We previously illustrated a scenario where the majority member and manager of an Illinois limited liability company (LLC) investigates one of the LLC’s minority members for suspected wrongdoing. We explained that the minority member may be able to obtain copies of emails between the LLC’s manager and attorney through a books and records request or through discovery in litigation under Illinois law, even if the company’s investigation of the minority member is the subject of those emails, unless the LLC’s operating agreement places limitations on the member’s right to access those documents. (Our initial post explained how a member of an Illinois LLC can pierce the LLC’s attorney-client privilege to obtain communications between the LLC’s managers and its attorneys. Our second post addressed ways that an Illinois LLC and its other members can prevent a minority member from obtaining privileged communications.) But that is not the case in every jurisdiction. In most jurisdictions, a member of an LLC or a shareholder of a corporation generally cannot access the privileged communications of their LLC or corporation. Only in limited circumstances — under the so-called “fiduciary exception” — can a member or shareholder demonstrate, after a fact-intensive analysis, that they have good cause to access those communications.

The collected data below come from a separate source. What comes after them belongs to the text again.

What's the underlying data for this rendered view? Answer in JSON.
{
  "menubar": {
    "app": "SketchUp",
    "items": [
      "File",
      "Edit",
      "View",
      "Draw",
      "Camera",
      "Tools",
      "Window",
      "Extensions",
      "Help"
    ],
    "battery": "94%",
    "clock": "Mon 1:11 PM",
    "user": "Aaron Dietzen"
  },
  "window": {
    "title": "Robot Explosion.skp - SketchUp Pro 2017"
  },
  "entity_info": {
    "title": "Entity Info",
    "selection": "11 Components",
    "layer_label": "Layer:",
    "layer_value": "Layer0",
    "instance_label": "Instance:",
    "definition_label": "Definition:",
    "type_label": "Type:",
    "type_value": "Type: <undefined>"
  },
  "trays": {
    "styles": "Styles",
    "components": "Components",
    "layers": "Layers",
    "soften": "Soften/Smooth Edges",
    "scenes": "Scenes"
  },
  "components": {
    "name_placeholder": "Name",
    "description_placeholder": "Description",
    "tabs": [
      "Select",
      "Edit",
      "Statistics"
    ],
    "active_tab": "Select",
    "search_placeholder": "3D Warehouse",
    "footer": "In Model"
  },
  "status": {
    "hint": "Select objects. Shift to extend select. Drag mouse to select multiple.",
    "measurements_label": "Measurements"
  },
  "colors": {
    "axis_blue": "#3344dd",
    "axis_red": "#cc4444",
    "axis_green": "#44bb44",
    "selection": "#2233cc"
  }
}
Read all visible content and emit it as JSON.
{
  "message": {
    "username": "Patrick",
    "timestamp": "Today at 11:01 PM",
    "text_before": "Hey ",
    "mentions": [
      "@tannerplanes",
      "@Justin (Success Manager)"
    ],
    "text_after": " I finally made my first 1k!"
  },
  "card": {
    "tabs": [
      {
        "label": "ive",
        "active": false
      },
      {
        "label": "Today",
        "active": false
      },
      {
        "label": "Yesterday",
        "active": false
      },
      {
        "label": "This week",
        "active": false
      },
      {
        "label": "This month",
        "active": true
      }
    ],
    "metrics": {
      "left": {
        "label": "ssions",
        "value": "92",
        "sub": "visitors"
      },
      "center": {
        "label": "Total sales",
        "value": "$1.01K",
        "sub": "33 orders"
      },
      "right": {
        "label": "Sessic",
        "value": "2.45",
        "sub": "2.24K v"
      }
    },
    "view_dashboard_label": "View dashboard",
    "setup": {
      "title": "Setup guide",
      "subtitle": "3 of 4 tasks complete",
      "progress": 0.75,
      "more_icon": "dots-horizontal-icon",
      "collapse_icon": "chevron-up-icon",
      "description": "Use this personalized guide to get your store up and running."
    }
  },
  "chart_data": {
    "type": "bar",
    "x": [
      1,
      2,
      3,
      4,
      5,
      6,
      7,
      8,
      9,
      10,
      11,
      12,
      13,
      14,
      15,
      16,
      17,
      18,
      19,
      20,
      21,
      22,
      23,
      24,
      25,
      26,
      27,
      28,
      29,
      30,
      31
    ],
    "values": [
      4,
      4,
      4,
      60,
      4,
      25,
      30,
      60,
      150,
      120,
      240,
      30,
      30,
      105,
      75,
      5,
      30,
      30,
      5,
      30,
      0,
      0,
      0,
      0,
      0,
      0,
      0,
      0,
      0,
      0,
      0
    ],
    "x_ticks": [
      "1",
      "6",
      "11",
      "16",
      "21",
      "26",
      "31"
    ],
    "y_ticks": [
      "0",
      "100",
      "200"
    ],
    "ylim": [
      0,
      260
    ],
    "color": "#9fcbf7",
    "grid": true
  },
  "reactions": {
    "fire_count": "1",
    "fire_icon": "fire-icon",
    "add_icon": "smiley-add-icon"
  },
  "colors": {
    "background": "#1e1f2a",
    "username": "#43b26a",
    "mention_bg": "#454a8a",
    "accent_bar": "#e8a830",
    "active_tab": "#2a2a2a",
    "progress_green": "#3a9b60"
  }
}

The Garner Fiduciary Exception

In many jurisdictions, a shareholder of a corporation or a member of an LLC can obtain the corporation’s or LLC’s attorney-client privileged communications only if they can satisfy the Garner test,[1] which is also known as the fiduciary exception to the attorney-client privilege. Where a fiduciary duty is owed to the shareholder or member, that shareholder or member must show good cause why the attorney-client privilege should not protect those communications from disclosure. Courts consider several factors in determining whether the shareholder or member has shown good cause, typically conducting a document-by-document analysis.

The existence of a fiduciary duty is a prerequisite to application of the Garner test; if no fiduciary duties are owed, such as when an LLC agreement expressly disclaims all fiduciary duties, the Garner test does not apply. Even when fiduciary duties exist, the Garner test can be difficult for shareholders and members to satisfy.

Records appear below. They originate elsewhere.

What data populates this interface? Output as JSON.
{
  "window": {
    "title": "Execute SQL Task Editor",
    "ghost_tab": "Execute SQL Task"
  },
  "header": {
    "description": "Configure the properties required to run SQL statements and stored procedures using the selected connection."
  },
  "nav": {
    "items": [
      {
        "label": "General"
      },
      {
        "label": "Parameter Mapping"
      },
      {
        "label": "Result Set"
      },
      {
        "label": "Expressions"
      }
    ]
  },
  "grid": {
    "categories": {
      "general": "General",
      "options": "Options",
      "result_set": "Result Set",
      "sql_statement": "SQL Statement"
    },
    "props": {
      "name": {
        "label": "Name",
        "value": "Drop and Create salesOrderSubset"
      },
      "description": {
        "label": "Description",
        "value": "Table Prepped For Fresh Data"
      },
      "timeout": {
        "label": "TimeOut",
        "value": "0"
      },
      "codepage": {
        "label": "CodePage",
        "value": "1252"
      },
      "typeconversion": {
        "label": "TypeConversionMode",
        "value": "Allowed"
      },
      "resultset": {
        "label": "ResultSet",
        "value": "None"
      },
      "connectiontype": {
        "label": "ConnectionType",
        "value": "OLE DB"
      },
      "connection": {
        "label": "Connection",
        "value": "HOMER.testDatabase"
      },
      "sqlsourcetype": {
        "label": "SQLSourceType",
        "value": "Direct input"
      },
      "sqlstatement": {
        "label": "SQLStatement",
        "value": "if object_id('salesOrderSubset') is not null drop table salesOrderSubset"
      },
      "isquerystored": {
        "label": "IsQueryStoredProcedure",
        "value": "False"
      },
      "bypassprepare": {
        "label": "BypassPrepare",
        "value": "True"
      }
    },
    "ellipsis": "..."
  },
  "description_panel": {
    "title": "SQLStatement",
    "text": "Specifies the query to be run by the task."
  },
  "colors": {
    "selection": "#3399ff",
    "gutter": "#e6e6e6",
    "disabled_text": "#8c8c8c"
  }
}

Under Delaware law, courts apply the Garner test to determine whether members of Delaware LLCs and shareholders of Delaware corporations can discover their entities’ privileged communications. Under New York law, courts take a similar approach as to members of New York LLCs and shareholders of New York corporations. Delaware courts have suggested that the Garner test applies to other corporate forms, such as limited partnerships. But where the limited partnership agreement expressly disclaims all fiduciary duties, the Garner test does not apply.

Some Jurisdictions Do Not Recognize the Fiduciary Exception

Other jurisdictions have declined to apply the Garner test. California and Illinois courts have explicitly declined to apply the fiduciary exception in the context of litigation between shareholders and their corporations. California courts have also suggested that the fiduciary exception does not apply where members attempt to discover their LLCs’ privileged communications in litigation. (For an explanation of how members of an Illinois LLC can access the LLC’s otherwise-privileged communications, see our initial post.) Consequently, shareholders of Illinois and California corporations and members of California LLCs probably cannot obtain their companies’ privileged communications unless a different exception applies.

[1] The Garner test comes from the case Garner v. Wolfinbarger, 430 F.2d 1093, 1103-1104 (5th Cir. 1970) (holding that a corporation’s shareholders have the right to “show cause” why the corporation should not invoke the attorney-client privilege to protect its communications in a suit alleging that the corporation has acted against shareholder interests).